Coalition strategizes to end violence
Joey Matthews | 2/19/2016, 7:07 p.m.
As nearly 400 people met at an East End church last week to discuss solutions to stem the tide of violence in the city, Richmond Police Chief Alfred Durham somberly rose to address the audience.
“Three more juveniles were shot during this session,” he said, a look of anger and disgust etching his face.
Police later reported the three teens — two 15-year-olds and one, 16-year-old — were the victims of an apparent drive-by shooting on South Side. They were taken to a hospital with injuries not considered life threatening, according to police.
“When is it enough?” Chief Durham asked people attending the State of the Community Action Summit at Mount Olivet Baptist Church.
His rhetorical question drew groans, sighs and head shaking.
Community activist James E. “J.J.” Minor III organized the summit with the backing of numerous community groups. Local radio personality “Miss Community” Clovia Lawrence moderated the event with Mr. Minor.

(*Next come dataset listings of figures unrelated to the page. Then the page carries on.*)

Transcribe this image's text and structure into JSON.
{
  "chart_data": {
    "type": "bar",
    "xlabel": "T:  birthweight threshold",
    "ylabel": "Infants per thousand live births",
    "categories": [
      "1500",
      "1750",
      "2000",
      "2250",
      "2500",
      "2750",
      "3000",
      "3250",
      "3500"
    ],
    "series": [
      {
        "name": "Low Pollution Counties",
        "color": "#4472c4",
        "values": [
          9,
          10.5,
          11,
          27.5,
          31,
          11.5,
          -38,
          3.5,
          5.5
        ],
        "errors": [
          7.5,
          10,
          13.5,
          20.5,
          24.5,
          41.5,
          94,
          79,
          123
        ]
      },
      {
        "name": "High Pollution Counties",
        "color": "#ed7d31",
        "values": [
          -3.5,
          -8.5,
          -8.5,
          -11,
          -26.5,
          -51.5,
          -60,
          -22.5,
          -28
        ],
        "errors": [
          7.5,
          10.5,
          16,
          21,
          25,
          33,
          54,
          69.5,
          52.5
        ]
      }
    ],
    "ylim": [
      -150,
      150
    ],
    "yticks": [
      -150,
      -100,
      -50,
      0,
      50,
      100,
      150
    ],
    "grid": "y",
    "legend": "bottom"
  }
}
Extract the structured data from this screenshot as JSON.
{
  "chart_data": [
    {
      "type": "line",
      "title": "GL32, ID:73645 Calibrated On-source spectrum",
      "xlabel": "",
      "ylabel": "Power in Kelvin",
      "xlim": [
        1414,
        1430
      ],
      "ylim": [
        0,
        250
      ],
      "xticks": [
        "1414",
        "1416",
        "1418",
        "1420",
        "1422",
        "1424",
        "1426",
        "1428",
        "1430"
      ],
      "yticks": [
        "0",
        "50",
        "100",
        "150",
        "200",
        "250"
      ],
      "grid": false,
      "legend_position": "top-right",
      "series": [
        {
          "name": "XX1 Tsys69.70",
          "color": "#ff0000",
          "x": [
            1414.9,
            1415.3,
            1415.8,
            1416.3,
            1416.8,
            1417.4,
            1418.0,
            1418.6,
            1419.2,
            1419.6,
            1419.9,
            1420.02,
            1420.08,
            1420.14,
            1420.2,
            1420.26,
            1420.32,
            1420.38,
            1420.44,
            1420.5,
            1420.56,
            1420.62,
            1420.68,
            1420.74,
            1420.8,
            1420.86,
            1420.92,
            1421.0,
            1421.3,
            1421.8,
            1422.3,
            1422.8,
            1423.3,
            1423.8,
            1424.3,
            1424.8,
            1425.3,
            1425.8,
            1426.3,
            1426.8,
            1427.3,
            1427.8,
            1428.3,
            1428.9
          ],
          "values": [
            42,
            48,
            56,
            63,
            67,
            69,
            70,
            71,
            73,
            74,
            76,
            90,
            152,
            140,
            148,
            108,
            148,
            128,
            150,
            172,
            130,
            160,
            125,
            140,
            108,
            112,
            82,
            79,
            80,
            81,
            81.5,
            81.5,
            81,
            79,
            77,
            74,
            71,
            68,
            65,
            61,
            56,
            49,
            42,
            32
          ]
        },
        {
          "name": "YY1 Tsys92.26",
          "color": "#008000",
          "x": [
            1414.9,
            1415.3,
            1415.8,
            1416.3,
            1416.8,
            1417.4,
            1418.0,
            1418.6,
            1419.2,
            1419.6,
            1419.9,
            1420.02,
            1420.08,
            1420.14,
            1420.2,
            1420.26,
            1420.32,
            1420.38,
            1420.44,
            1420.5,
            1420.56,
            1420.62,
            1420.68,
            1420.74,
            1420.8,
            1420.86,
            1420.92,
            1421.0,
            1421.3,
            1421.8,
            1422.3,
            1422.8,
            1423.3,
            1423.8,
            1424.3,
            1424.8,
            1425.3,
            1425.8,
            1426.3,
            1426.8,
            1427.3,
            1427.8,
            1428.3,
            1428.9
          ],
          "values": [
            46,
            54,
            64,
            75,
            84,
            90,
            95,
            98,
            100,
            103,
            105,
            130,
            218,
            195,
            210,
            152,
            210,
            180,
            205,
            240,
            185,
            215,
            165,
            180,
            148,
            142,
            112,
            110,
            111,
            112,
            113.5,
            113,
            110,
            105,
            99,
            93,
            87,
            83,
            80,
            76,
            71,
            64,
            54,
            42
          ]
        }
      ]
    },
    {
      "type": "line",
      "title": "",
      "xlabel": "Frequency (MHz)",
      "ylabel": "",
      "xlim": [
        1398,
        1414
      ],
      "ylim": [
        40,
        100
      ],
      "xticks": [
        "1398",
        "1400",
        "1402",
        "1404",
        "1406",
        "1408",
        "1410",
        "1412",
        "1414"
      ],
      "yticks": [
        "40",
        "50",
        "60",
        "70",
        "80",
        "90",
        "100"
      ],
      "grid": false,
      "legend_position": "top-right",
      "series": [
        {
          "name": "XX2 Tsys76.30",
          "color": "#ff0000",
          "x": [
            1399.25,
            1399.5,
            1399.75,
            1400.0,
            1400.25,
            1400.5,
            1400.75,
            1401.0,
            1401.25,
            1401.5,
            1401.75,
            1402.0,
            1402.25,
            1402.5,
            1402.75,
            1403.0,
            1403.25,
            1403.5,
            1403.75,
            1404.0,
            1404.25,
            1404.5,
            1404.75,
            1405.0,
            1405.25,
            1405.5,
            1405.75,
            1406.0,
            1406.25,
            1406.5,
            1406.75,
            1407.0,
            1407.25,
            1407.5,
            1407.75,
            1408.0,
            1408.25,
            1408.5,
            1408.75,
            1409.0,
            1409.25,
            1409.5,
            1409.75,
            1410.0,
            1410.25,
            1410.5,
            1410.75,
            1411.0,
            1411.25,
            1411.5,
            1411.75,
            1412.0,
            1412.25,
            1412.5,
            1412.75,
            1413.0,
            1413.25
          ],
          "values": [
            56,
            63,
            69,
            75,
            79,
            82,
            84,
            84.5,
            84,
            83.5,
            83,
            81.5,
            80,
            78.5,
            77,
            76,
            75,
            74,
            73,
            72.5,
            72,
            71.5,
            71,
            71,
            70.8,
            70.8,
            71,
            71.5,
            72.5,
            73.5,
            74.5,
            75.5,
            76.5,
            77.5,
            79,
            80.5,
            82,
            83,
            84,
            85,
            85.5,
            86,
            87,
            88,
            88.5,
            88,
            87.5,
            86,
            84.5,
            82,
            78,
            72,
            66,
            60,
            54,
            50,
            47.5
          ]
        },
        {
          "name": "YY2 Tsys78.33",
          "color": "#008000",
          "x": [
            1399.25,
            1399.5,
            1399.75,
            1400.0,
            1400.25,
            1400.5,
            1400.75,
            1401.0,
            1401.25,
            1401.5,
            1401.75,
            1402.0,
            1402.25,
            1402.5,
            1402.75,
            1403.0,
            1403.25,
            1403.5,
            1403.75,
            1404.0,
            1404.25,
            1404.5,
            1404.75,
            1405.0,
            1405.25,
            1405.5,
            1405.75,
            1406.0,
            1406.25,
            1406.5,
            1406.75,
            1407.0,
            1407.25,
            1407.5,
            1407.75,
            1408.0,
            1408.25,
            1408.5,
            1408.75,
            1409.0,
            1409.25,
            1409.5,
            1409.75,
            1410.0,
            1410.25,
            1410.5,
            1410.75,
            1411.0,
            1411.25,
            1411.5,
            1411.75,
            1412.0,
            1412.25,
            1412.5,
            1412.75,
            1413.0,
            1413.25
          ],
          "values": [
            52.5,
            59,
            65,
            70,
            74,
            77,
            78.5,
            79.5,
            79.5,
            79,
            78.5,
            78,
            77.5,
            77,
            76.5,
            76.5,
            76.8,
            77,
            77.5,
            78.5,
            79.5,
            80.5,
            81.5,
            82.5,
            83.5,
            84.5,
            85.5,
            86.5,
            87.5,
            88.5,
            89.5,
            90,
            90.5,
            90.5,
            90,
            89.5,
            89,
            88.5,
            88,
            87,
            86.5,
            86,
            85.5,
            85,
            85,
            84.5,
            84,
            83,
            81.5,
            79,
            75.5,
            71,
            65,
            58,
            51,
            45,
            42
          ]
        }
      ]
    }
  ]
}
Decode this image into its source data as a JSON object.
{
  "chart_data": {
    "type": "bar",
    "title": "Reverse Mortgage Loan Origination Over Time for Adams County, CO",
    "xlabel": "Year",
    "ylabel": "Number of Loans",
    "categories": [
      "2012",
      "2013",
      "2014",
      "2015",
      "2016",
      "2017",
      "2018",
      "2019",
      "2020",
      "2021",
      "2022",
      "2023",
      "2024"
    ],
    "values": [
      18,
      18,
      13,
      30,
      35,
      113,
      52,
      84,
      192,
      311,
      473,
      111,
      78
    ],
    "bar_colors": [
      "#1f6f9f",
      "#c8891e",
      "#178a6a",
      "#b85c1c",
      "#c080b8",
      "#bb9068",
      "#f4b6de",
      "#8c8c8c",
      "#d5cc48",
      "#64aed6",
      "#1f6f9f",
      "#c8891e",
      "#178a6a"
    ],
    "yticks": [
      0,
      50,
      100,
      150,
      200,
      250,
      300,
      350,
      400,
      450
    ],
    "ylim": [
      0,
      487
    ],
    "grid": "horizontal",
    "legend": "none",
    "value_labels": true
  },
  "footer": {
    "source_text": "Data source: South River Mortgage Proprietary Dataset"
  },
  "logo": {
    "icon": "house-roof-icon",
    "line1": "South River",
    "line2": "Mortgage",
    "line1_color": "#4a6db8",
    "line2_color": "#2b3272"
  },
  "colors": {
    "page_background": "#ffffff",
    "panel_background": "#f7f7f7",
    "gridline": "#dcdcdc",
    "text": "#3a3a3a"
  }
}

The event drew several elected officials, including City Council President Michelle R. Mosby, 9th District; City Council members Cynthia I. Newbille, 7th District, Ellen F. Robertson, 6th District, and Reva M. Trammell, 8th District; and School Board Chairman Jeffrey M. Bourne, 3rd District, and School Board members Mamie L. Taylor, 5th District, Tichi L. Pinkney Eppes, 9th District, and Kimberly B. “Kim” Gray, 2nd District.
Community members ranging from toddlers to teens to senior citizens also attended. Among them were 13 youths from the Salvation Army Boys & Girls Club in Church Hill.
“A huge population of our kids grew up in this area and many of them are exposed to violence and some have lost family members and friends to it,” said Tyree Walker, teen director at the club. “We wanted to show our support for this cause.”
JaShawn Oliver, a member of the Boys & Girls Club and a senior at Armstrong High School, said, “My mother’s father was shot and killed in Church Hill. I never got to know him. It was hard on me.”
He said he hopes young people learn that “you don’t need to solve everything with violence.”
In opening the summit, Bishop Darryl F. Husband Sr. of Mount Olivet asked God to supply “us with ideas” to “stop the madness of sending young people and others to their graves way too early.”
The summit kicked off with a panel discussion with representatives of many of the organizing groups, including Dr. Charles Shannon of Greater Richmond Local Organizing Committee, Minister Tracy Muhammad of Muhammad Mosque #24, Marilyn Olds, president of the Richmond Tenant Organization; Kim Morgan, secretary of Mothers Against Violence; Dominique Crutchfield, a senior at Armstrong High School; Charles Willis, executive director of United Communities Against Crime; Maurice Tyler, founder of Coaches Against Violence Everywhere; and Joe’i Chancellor of Have a Heart 4 the Homeless.
Dr. Shannon, who led local and state efforts to mobilize people to attend the 20th anniversary commemoration of the Million Man March last October and is pastor at Mount Level Baptist Church in Amelia County, urged people to get involved to stop the violence.